Consider a logic circuit shown in figure below. The functions $f_1, f_2 \text{ and } f$ (in canonical sum of products form in decimal notation) are :

$f_1 (w, x, y, z) = \sum 8, 9, 10$

$f_2 (w, x, y, z) = \sum 7, 8, 12, 13, 14, 15$

$f (w, x, y, z) = \sum 8, 9$

 

The function $f_3$ is

• A. $\sum 9, 10$

• B. $\sum 9$

• C. $\sum 1, 8, 9$

• D. $\sum 8, 10, 15$

Comments

Great explanations

Answer 1

$f = (f_1 \wedge f_2) \vee f_3$

Since $f_1$ and $f_2$ are in canonical sum of products form, $f_1 \wedge  f_2$ will only contain their common terms- that is $f_1 \wedge f_2 = \Sigma 8$

Now, $\Sigma 8 \vee f_3 = \Sigma 8,9$
So, $f_3 = \Sigma 9$

Correct Answer: $B$

Comments

Its or gate.
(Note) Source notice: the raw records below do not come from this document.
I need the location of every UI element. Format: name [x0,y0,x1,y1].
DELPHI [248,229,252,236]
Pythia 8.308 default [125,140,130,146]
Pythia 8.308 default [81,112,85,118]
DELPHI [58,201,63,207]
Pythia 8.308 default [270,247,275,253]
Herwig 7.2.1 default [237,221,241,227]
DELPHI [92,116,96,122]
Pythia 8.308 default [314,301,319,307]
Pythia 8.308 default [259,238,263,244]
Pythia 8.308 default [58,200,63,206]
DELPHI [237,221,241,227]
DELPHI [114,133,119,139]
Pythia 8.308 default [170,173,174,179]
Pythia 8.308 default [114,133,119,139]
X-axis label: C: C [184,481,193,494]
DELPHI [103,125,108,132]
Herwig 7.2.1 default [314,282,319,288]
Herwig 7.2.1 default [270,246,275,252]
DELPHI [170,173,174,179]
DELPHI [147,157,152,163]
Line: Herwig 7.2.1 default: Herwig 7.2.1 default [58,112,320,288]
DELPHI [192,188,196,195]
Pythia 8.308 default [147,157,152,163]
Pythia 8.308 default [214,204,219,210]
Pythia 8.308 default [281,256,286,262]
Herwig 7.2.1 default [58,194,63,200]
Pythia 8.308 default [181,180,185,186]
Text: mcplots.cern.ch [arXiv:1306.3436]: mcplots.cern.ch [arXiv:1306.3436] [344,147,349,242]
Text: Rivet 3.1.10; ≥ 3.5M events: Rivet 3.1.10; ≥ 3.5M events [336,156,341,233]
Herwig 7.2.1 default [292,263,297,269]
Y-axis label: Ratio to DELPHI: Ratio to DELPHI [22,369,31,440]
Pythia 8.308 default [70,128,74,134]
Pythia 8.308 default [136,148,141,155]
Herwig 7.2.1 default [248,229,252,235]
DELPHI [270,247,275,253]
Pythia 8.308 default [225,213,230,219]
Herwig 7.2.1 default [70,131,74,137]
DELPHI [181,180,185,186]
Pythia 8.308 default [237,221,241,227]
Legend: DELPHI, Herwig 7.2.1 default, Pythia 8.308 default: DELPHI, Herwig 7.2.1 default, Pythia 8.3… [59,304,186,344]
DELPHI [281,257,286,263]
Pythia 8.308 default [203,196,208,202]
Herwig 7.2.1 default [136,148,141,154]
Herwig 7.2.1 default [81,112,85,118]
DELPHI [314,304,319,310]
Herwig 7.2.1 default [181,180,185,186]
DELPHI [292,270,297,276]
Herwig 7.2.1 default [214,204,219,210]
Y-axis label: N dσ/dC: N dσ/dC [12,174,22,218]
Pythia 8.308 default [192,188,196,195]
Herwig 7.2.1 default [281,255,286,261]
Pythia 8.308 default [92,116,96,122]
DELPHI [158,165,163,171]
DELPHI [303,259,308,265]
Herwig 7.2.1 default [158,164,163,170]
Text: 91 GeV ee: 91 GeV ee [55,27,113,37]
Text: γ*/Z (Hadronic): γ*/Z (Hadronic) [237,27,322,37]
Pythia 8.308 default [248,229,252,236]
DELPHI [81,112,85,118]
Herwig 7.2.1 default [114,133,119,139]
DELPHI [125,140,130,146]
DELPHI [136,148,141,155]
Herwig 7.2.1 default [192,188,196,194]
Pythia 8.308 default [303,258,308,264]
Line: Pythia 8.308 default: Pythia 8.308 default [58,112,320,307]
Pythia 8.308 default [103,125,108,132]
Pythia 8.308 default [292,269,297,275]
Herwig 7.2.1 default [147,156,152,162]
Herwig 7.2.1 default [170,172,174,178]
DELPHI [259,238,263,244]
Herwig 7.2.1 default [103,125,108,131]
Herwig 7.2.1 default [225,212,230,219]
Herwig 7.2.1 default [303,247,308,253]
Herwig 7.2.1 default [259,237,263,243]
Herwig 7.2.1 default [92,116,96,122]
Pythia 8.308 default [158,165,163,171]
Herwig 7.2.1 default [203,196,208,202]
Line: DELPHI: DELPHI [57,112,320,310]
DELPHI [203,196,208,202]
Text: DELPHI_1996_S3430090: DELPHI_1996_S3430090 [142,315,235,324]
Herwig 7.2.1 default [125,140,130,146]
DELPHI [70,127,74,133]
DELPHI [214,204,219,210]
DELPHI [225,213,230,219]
Why shouldn't we take the UNION? that is both 8 and 9 in the answer.

We just took out the coomon term?

---

AND gate behaves like Intersection, OR gate behaves like Union, EX-OR gate behaves set difference in set theory.

Reference:

• http://www.toves.org/books/logic/ 

---

Adding more to @Lakshman Patel RJIT Sir's comment:-

In set theory, the set difference between two sets is defined as the set of elements that are in the first set but not in the second set.

So in a way, we can say that an EX-OR gate behaves like a set difference operator, in the sense that it compares its inputs and produces a "true" output if the inputs are different, and a "false" output if the inputs are the same. However, it's important to note that an EX-OR gate is a logical operation and is not directly related to set theory in the way that set difference is.